What is the actual relationship between economic inequality and growth? it would be nice to have a precise formula that could tell us the best level of inequality for economic growth, but economic theories disagree on the effects that inequality should have on growth (apart from the fact the research in this area started out with the question of how growth has affected inequality), so there is a clear need for actual empirical data.

The best summary I’ve found on this topic is the article

and its accompanying paper.

It summarizes its findings this way:

studies that look at the longer-term growth implications find that inequality adversely affects growth rates and the duration of periods of growth, while those that focus on short term growth find that inequality is not harmful and may be associated with faster growth. Furthermore, studies that look at the impact of inequality on differ-ent levels of the income distribution have found that inequality is particularly bad for the income growth of those not at the top.

Though that summary is a bit imprecise, and preceding conclusion provides a more detailed account:

Economists Daniel Halter and Josef Zweimuller of the University of Zurich, and Manuel Oechslin of the University of Bern identified methodological differences in the papers that find a positive relationship between inequality and growth and those that find a negative relationship. Specifically, those papers that examine inequality’s effect on growth over time within countries tend to find a positive relationship but those that use cross-sectional comparisons find a negative relationship. These results imply that a study’s methodological choices will determine which effects dominate the results and that there are different effects related to inequality driving short-term and long-term patterns in growth. They posit that the time-difference methods are detecting short-term positive effects to growth, while the cross-sectional methods pick up the long-term negative effects for growth when there is persistently high or growing inequality.

That kind of conclusion is confusing since it’s not obvious why different methodologies should yield different results. Also, consistent short-term behaviour over time should translate into a long-term behaviour of the same kind. In fact, a more recent study has found a positive correlation between inequality and growth by analyzing the development of 10-year averages over time. How that result can be interpreted to mean that inquality is still bad in the long-term is not clear, but there are clearly issues with methodology with any studies on this topic.

One Forbes article summarizes a presumed negative long-term effect that high inequality has had on the OECD countries:

Even the OECD agrees with that general conclusion.

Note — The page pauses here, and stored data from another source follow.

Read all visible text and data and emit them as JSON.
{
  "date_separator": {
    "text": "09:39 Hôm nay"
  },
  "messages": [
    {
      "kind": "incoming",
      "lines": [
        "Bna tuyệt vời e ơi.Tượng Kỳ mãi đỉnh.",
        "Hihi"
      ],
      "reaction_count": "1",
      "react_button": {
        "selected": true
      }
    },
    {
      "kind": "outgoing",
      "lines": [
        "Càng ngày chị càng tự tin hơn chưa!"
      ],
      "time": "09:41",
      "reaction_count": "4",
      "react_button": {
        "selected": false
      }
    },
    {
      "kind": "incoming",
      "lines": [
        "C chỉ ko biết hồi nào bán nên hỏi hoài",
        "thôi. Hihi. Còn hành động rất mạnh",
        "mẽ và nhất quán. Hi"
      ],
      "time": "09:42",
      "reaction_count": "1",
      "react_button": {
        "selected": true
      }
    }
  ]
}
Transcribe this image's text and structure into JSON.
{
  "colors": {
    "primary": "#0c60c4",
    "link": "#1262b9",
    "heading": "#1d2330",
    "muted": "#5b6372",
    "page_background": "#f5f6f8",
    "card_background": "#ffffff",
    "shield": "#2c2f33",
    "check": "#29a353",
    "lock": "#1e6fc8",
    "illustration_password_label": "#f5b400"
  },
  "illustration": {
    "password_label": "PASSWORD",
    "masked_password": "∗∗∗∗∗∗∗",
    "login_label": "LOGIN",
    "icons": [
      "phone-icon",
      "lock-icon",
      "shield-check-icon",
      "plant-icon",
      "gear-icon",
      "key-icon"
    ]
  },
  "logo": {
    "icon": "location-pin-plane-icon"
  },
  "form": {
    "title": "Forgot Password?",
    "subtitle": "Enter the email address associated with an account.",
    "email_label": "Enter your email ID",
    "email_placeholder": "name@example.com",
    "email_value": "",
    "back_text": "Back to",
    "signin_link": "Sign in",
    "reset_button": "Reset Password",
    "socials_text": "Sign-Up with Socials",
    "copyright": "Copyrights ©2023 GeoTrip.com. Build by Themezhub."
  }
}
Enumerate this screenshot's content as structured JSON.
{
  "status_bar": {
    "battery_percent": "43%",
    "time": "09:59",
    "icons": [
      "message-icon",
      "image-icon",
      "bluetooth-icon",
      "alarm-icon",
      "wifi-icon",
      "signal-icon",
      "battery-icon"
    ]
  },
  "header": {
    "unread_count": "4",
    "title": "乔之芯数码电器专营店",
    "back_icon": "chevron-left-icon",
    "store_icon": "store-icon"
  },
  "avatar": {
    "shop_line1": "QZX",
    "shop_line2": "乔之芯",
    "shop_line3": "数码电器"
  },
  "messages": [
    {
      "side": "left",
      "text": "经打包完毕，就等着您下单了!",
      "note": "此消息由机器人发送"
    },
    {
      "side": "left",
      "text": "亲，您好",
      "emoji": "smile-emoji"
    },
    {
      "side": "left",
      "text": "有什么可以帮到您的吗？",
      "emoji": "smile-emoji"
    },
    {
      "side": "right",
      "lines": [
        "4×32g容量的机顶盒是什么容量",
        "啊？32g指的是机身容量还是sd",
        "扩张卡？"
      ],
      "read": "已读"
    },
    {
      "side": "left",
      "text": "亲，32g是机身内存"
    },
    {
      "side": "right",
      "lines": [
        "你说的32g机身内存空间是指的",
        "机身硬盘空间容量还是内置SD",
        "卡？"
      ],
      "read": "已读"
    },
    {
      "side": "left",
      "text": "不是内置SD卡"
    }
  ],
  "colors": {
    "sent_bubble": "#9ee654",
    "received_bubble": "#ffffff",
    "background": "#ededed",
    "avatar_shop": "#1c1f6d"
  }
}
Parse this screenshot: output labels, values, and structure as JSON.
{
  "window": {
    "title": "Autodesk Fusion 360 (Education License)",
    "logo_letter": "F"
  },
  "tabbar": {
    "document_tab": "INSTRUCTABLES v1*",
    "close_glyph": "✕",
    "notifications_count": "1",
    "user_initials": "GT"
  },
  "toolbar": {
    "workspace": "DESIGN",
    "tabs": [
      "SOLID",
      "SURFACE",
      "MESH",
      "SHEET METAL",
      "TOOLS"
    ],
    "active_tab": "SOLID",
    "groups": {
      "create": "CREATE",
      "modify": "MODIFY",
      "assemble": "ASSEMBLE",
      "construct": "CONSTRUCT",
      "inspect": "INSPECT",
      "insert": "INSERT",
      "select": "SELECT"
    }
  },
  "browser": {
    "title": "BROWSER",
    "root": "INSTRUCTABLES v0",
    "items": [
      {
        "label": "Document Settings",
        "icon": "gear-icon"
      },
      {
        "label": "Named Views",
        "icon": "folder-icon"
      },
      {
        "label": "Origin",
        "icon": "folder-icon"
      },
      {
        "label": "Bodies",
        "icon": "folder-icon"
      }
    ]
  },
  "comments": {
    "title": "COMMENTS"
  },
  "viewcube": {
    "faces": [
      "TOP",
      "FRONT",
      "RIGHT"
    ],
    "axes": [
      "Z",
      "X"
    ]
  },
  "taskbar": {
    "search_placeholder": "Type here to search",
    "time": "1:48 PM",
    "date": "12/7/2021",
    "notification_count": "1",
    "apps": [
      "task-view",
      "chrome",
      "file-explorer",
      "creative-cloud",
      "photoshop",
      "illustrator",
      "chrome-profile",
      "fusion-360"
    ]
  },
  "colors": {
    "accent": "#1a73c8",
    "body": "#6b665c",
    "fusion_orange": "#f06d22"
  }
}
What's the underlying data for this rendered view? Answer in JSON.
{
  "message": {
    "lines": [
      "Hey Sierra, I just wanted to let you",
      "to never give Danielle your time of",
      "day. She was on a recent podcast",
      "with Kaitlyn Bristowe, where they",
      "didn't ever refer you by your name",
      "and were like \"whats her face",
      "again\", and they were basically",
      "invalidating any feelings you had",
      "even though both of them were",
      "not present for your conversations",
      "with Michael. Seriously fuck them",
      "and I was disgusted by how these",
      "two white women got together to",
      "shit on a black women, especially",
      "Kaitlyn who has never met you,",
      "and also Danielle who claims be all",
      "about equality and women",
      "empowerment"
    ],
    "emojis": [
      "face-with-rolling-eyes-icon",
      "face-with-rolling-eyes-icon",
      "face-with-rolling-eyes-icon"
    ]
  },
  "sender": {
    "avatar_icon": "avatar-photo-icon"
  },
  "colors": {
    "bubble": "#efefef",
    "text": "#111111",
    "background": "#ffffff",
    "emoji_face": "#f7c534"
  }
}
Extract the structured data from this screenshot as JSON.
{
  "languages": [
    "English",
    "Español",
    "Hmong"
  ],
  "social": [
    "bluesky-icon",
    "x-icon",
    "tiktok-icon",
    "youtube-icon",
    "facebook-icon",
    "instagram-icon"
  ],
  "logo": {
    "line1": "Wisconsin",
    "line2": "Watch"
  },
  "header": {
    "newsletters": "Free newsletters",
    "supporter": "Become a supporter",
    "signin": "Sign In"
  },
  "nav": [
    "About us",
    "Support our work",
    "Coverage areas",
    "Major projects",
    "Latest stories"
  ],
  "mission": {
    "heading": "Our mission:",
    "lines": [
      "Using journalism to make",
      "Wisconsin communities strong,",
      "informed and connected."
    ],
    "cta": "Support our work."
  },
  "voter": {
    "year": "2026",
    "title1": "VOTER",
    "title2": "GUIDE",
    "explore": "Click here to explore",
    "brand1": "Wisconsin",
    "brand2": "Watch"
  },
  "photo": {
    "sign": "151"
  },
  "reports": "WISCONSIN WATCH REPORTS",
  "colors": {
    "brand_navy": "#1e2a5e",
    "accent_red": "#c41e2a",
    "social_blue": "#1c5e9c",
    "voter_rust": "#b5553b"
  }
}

Does that mean that there is currently a stronger consensus for the idea that economic inequality hurts growth in the long run? However, this consensus doesn’t seem to be unanimous. That’s probably a sign for the situation being more complicated than we expect it to be. Perhaps we need to develop finer measurements for inequality, to find out what’s really happening.

Nevertheless, let’s just assume that we have a level of inequality that’s a bit too high, and that the economy would profit from reducing it. But how should inequality be reduced? This is where **multiplier effects** come into play, which measure the effectiveness of redistribution policies. It turns out that the multiplier effects for direct cash grants are particularly high, especially if the recipients are very poor. This would mean that a UBI would be a comparatively effective way of spending money for reducing inequality and boosting the economy at the same time, as the following article demonstrates:

But where should that money come from? Let’s assume that we care about growth a lot, then we should use ways of taxation that don’t impede that growth excessively. The article “What Is The Evidence on Taxes and Growth” claims that there is a clear hierarchy of taxes when it comes to their negative effects on growth, with the latter being less harmful:

- Corporate income taxes

- Personal income taxes
- Consumption taxes
- Corporate property taxes
- Personal property taxes

This suggests that a shift from income taxes towards property taxes would be quite beneficial to the economy, in particular, if the tax money was used for expenditures with high multiplier effects, like an unconditional basic income. Such a transition would defintely be hard, since taxing property is generally more challenging than taxing income. An interesting exception to that rule would be a Land Value Tax because people can’t hide their ownership of land by putting it into a safe in a tax haven. Economists generally agree that a LVT would be pretty close to optimal, but the idea is mostly ignored by politicians.

The order of “badness” of taxes is at least mildly consistent with the idea that inequality hurts the economy. The inequality of personal property is the highest, so this fits the idea that taxing personal income would both reduce inequality and hurt growth the least. Using a LVT would probably even have better effects, while also being more practical. But in that case the question remains what to do about shares of corporations and other investments that aren’t captured by a LVT.

What’s still missing is information on the *optimal levels* of

- taxation
- inequality
- height of a universal basic income

apart from the question that it’s not clear what we should optimize those values for? Growth? Progress? Wellbeing? And how should we measure those?

Anyhow, the main focus should be to first get a more solid understanding of the relationship between economic inequality and growth, even if the latter doesn’t happen to be exactly what we want or need. Are there perhaps any economic computer models that could shed some new light on this question?